İş güvencesi ve dolayı ile İkale sözleşmesi 4773 sayılı Kanunla getirilmiş ve 4857 sayılı İş Kanunu ile çalışma hayatımıza girmiş bir kavramdır.
İkale “akdi veya alışverişi bozmak”, anlamının yanında sözleşmenin taraflar arasında irade uygunluk beyanı anlamına gelmektedir. Taraflar anlaşma yolu ile sözleşmeyi her daim karşılık sonlandırabilirler. İrade uyumu ile yapılan bu tür fesihler ikale sözleşmesi olarak adlandırılmaktadır. Özellikle son dönemde artan işe iade davaları işverenleri karşılıklı anlaşma yolu ile iş akitlerinin fes edip işe iade davaları ile karşılaşmamak için izledikleri bir yol olarak karşımıza çıkmaktadır.
İkale sözleşmelerinde özellikle işçiyi koruma ilkesi mutlaka göz önüne alınmalı ve işverenlerin bazı yükümlülüklerinden kaçma niyetinin olup-olmadığının tespiti büyük önem taşımaktadır.
1-İkale sözleşmesinin geçerliliği
İkale sözleşmesi ile fesih işlemlerinde tıpkı diğer sözleşme fesihlerinde olduğu gibi işçiyi koruma ve işçi lehine yorum ilkesi mutlaka işletilmelidir.

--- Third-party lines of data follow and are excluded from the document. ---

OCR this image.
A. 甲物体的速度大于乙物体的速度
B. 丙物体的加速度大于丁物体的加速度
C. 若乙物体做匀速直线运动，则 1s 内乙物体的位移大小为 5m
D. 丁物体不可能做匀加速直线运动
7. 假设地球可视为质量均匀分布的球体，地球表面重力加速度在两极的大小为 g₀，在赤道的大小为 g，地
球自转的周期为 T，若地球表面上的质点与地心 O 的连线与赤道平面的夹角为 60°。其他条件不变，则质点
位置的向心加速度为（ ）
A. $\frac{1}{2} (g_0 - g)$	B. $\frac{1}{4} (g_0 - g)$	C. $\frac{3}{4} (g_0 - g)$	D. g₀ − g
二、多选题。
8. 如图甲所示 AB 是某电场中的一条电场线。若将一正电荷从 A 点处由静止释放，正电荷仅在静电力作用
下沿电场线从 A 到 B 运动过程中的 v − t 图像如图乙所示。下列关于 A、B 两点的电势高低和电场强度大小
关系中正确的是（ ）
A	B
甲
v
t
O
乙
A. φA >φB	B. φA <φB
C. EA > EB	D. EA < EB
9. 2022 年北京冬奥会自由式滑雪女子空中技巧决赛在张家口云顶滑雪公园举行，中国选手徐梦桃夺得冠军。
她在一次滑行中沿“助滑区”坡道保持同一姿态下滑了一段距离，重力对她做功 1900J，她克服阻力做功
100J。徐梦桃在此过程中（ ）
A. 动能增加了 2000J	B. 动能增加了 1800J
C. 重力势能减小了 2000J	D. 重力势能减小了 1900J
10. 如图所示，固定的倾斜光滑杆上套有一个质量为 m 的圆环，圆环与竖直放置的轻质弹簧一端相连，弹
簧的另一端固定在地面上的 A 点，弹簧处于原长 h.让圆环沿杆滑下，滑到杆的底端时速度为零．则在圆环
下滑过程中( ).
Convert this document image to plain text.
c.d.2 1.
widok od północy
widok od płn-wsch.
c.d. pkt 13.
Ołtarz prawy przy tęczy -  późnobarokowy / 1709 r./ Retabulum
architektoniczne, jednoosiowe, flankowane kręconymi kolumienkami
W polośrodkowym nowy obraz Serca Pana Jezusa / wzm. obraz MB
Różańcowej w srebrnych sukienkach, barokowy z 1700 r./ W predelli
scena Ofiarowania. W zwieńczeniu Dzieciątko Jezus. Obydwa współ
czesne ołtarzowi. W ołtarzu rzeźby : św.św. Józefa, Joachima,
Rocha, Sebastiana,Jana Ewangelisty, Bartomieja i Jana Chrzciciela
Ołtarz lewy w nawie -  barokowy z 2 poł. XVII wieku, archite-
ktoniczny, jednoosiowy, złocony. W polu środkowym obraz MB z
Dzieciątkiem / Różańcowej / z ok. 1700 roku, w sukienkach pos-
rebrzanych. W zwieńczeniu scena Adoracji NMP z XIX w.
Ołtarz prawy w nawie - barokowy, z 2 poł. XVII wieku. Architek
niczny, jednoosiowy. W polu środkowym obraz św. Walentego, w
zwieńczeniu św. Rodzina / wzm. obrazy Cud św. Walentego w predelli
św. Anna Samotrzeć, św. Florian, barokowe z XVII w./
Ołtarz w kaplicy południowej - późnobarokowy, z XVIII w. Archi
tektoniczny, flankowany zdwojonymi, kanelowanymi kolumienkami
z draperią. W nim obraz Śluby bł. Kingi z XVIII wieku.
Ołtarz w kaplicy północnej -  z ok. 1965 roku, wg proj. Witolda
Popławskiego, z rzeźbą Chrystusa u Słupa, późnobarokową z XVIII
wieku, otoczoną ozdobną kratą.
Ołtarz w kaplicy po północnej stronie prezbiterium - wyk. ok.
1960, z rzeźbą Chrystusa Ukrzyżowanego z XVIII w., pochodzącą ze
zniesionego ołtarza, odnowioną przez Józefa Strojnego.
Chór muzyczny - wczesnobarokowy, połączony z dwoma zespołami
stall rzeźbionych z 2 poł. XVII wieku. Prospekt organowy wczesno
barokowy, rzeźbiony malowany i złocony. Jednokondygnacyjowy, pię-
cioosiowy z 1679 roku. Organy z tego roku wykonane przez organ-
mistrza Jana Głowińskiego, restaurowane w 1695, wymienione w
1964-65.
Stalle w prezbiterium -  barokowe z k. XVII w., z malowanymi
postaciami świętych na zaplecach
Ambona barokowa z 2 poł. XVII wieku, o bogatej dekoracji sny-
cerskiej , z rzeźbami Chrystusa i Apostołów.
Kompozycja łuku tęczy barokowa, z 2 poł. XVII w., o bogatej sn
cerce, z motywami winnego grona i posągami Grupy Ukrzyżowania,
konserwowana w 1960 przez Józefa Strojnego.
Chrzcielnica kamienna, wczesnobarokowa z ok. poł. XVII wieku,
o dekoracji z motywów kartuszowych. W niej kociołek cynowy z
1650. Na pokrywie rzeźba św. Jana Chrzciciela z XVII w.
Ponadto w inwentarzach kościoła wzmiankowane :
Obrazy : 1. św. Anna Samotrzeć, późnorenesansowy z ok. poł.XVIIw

İşçi iş sözleşmesini haklı nedene dayanarak feshederse veya işveren
tarafından yapılan fesihlerde işçinin ahlak ve iyiniyet kurallarına aykırı davranışı
nedeniyle işten çıkarılması hariç diğer fesih hallerinde, işçiler, şartlar oluşmuşsa
kıdem ve ihbar tazminatı alabilmektedirler. İşveren tarafından yapılan feshin haksız veya geçersiz olması hallerinde iş güvencesi kapsamındaki işçiler bunun tespitini ve işe iadeyi mahkemeden isteyebilmektedir.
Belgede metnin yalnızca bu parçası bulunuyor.